Eliezer writes in the theory of fun that to sell an idea to someone, you usually don't need to convince them it's a good thing to live with for their whole life. You only need to convince them that the first hour or day after they choose is going to be good.

I think that's a rational response, by the person you're trying to convince. The more distant the promised reward of whatever someone is touting to me, the more it will cost to reach it, and the more convinced I would have to be before taking it seriously enough to even begin. Or to put that the other way round, show me something that I can do right now and experience evidence that it works, and the bar for you to sell it to me is much lower.

"Jam tomorrow" is the promise of crooks and charlatans.

Comment author: xamdam 17 November 2010 05:21:10PM 2 points [-]

I think that's a rational response

In the timespan under discussion

first hour or day

you just justified crack usage

Comment author: magfrump 17 November 2010 06:05:54PM 1 point [-]

That was, I believe, implicit in the original post. The reason that it's scary is that it doesn't just apply to scratching a rash, it also applies to doing hard drugs.

Reference points, as used by default, make it very easy to throw your life away. That's what makes it scary.

Comment author: RichardKennaway 17 November 2010 05:23:19PM *  1 point [-]

"Jam now" is a necessary condition, not a sufficient one.

first hour or day

If I decide to, say, learn Spanish, then I expect every hour spent on the task, including the first one, to pay a perceptible return.

Comment author: xamdam 17 November 2010 05:37:30PM 1 point [-]

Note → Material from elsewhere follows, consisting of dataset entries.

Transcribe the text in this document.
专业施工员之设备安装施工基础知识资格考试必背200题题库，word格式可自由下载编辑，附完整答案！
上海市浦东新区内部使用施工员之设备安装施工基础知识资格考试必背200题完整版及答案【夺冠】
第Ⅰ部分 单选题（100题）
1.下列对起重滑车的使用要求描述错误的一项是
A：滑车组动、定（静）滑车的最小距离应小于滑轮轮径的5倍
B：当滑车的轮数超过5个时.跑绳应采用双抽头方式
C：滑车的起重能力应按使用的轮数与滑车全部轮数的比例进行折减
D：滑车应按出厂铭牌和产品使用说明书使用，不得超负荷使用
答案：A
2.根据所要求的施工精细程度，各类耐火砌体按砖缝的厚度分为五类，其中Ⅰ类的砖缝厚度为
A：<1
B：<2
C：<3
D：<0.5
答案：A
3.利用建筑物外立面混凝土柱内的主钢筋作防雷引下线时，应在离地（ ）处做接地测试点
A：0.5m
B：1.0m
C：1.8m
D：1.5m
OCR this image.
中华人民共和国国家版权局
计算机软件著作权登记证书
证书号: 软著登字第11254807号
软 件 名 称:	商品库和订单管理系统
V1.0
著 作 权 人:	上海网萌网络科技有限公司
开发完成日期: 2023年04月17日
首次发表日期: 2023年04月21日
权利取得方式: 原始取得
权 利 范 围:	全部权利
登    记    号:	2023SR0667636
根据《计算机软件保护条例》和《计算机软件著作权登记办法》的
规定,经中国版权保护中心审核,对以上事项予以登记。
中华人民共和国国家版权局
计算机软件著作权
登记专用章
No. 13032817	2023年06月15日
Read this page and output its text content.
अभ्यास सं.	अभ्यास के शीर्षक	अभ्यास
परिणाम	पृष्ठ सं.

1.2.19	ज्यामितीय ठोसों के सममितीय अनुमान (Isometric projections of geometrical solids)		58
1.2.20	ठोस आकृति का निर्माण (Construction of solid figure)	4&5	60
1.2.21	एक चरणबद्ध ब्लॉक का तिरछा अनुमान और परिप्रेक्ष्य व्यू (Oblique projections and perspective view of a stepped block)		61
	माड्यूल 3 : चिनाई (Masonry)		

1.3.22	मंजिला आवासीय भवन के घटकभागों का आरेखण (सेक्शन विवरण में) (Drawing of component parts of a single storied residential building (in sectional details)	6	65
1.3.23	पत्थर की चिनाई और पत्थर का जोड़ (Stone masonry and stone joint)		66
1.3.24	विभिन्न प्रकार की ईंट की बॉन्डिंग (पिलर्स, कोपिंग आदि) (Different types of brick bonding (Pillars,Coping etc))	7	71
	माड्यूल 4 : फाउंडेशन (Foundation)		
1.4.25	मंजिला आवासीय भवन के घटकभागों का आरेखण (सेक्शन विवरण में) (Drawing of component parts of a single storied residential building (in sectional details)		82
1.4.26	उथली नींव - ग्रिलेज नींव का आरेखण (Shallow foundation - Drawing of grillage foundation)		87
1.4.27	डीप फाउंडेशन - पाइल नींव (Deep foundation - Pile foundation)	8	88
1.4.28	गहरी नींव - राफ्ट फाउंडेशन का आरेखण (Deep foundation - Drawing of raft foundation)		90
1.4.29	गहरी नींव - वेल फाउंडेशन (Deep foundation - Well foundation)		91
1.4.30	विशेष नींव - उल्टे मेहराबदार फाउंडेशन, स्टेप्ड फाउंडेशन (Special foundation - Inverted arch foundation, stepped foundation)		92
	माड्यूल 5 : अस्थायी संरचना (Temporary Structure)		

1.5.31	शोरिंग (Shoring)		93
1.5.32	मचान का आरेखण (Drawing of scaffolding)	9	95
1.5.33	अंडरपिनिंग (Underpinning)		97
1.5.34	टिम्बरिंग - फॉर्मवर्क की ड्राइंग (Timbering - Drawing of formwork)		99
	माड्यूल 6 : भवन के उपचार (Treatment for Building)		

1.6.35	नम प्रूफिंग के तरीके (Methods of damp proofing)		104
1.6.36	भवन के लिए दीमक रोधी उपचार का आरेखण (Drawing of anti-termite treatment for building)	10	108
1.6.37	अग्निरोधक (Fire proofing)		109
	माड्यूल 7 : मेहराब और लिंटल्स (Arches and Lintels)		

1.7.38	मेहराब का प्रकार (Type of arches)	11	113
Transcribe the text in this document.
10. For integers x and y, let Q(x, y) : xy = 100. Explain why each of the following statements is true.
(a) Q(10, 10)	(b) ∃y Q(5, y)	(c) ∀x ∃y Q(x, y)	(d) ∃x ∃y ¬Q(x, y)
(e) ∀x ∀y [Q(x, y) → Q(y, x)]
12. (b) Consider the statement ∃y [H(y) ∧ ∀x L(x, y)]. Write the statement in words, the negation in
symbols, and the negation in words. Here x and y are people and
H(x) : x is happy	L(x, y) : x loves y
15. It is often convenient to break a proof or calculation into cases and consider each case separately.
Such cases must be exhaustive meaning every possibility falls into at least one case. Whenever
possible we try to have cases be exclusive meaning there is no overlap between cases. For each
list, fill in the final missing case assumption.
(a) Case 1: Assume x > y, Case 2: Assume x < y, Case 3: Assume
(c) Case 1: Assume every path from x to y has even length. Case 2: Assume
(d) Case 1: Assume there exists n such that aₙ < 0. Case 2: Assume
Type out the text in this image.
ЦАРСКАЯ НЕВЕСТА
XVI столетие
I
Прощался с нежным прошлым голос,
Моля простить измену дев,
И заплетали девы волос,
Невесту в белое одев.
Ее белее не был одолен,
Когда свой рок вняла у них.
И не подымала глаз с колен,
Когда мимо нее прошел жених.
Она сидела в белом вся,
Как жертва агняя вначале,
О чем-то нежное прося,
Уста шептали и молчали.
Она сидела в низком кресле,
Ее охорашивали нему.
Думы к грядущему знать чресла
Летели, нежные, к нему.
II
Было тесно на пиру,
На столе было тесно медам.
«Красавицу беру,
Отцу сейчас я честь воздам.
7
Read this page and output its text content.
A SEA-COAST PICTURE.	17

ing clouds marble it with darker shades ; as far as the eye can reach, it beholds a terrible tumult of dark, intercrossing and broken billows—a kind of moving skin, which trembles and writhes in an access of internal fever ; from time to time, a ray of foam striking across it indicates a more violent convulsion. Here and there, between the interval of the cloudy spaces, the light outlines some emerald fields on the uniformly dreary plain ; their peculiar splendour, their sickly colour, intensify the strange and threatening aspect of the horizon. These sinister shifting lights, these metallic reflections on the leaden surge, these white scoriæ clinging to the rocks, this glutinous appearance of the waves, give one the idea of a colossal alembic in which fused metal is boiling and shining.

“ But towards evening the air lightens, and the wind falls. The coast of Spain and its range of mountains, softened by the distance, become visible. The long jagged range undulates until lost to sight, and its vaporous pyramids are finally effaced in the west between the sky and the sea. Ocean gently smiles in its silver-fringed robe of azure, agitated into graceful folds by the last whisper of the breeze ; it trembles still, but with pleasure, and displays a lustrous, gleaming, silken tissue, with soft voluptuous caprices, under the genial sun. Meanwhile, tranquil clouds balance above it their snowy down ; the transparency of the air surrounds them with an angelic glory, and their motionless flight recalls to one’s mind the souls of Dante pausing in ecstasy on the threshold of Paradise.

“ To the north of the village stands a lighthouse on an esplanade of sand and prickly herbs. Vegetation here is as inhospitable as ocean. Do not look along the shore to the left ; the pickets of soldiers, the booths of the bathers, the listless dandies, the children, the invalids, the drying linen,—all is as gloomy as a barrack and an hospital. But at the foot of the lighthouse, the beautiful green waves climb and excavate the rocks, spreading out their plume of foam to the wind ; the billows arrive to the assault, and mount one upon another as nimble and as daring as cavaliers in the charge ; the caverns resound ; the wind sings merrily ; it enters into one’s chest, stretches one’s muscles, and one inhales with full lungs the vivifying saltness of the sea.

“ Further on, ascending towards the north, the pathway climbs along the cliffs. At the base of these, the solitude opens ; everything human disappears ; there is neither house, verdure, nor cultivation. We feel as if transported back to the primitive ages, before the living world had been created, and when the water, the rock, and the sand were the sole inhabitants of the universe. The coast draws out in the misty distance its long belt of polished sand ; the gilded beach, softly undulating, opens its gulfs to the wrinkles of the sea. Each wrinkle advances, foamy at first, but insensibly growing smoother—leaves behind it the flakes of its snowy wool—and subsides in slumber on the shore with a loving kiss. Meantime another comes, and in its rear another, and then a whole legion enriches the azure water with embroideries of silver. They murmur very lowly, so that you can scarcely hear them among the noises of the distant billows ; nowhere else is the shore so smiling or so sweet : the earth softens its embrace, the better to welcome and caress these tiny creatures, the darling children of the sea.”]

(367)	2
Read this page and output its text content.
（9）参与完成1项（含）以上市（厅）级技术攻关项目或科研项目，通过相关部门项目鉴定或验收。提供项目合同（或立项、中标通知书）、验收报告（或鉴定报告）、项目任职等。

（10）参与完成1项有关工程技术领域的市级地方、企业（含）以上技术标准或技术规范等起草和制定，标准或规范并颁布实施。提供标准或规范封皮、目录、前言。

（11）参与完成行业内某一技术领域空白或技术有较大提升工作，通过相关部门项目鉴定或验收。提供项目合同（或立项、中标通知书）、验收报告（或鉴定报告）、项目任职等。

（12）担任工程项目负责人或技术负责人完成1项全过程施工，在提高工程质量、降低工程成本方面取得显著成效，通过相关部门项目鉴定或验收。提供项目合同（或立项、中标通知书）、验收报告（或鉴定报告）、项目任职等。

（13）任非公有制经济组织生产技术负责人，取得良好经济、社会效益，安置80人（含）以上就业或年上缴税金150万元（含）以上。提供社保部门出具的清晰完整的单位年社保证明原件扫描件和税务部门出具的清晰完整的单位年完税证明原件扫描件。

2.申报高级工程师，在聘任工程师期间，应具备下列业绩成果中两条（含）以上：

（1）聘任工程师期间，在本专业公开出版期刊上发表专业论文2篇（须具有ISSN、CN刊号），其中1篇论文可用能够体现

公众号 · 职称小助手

I accept this as a valid point - first hour/day is an important heuristic indicator of goodness, but Eli wrote

You only need to convince them that the first hour or day

Comment author: orthonormal 22 November 2010 01:58:18AM 0 points [-]

"Jam tomorrow" is the promise of crooks and charlatans.

Or at least, that's how it invariably worked in pre-legal societies. No wonder we're mistrustful of delayed payoffs.